Halaçoğlu skandalı

Bugün ayrıntılarını verdiğimiz Gezici Araştırma’nın son anketinin de ortaya koyduğu gibi, seçim sonuçları net bir şekilde AKP’siz bir hükümete işaret ediyor.

Ancak MHP bu mesajı bir türlü anlamak istemiyor. Gerçeği ırkçı önyargılarına kurban ediyor.

Dahası, MHP’nin kimi göstermelik koşullarla, Meclis Başkanlığı’ndan sonra iktidarı da AKP’ye ikram edeceği anlaşılıyor.

MHP tam olarak bir siyasal ve tarihsel kavşakta duruyor. Bu parti ya geleneksel faşist çekirdeğine doğru daralarak küçülecek ve yeniden marjinal bir parti olacak ya da radikal bile olsa milliyetçi sağ bir parti kimliğiyle yoluna devam edecek.

Birincisinin oy bandı yüzde 4-7, ikincisinin oy marjı ise yüzde 20-25 civarındadır. MHP’nin durduğu kavşak budur.

Öyle anlaşılıyor ki, MHP birinci yolu seçecek. Ülkücüleri sokaktan çektiği için övülen, parti örgütünü ülkücü mafya çetelerinden temizlediği belirtilen MHP lideri Devlet Bahçeli’nin dün Hürriyet’te yayımlanan röportajı bu tercihi gösteriyor.

Bu anlamda MHP tam da “fıtratına” uygun işler yapıyor.

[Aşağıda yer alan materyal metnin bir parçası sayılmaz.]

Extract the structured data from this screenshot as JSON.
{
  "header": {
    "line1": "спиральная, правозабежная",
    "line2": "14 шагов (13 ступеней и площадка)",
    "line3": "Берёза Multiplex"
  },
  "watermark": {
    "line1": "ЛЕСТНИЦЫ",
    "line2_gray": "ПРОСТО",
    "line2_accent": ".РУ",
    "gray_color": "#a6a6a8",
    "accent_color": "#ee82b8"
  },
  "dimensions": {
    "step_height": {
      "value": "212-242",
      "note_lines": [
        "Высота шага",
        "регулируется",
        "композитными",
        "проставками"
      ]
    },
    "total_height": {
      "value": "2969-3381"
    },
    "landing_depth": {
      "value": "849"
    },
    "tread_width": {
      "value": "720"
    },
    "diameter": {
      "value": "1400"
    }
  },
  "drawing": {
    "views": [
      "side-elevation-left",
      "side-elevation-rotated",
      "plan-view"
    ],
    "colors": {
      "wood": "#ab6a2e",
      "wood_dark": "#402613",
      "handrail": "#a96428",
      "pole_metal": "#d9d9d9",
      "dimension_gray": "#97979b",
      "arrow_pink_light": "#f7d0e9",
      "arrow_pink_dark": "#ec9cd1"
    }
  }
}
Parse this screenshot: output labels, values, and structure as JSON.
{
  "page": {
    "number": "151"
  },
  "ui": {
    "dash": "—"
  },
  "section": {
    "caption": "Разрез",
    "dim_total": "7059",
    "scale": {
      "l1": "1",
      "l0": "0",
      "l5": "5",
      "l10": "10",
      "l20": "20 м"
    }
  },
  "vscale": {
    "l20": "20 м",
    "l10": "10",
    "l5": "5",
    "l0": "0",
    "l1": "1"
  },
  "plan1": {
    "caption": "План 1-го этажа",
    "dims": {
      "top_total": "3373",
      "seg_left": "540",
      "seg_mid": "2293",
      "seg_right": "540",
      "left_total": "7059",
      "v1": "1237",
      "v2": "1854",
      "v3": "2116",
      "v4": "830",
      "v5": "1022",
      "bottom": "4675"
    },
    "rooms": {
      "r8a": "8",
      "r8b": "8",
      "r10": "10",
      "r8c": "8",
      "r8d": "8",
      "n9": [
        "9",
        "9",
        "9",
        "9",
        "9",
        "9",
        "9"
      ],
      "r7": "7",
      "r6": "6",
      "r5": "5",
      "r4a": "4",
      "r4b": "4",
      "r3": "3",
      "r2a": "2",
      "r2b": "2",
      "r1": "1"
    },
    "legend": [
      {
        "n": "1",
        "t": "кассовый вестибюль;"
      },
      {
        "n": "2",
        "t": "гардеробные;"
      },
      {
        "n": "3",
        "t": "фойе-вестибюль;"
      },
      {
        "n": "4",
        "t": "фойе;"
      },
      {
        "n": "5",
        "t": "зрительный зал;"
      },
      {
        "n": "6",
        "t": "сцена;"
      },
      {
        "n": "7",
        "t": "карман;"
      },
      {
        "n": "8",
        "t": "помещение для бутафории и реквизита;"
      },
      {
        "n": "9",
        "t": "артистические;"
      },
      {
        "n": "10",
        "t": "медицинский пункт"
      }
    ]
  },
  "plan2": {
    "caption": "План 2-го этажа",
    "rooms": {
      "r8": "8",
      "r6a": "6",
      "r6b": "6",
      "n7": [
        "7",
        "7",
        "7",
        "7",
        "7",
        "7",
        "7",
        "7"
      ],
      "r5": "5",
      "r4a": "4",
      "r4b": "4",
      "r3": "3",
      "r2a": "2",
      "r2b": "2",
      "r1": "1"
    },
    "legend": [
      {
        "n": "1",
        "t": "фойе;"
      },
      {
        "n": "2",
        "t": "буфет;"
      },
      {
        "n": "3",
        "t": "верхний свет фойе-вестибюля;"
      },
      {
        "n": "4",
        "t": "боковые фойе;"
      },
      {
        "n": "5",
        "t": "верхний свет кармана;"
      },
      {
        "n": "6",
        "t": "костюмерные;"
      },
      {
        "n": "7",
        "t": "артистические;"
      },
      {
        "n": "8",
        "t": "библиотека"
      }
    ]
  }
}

Grup Başkanvekili Yusuf Halaçoğlu, Türkiye nüfusunun yüzde 25’inin oyunu alan CHP için “dinsiz” ve “inançsız” diyebiliyor.

Bu skandalın ortaya koyduğu gerçek şudur; gerçekte MHP, AKP’ye göre daha sağda yer alan fanatik bir partidir.

Bu partiye, “barajı geçsin” diye oy veren CHP’li ya da cumhuriyetçiler, bir daha böyle hata yapmamalı, bir istatistik uzmanı gibi davranmak yerine, bilinçli bir seçmen gibi hareket etmelidir.

Yapılması gereken şey, MHP gibi ırkçılığa savrulmaya hazır ve kasaba yobazlarının koltuk değneği olmaya teşne bir partiye oy vermek değil, barajın kaldırılması için mücadele etmektir.

MHP nasıl bir siyasal hareket olacağına bir karar vermelidir. Verecekleri kararın niteliğini, MHP yönetiminin Yusuf Halaçoğlu gibi kendisini bilmez bir meczup hakkındaki tutumlarından anlayacağız.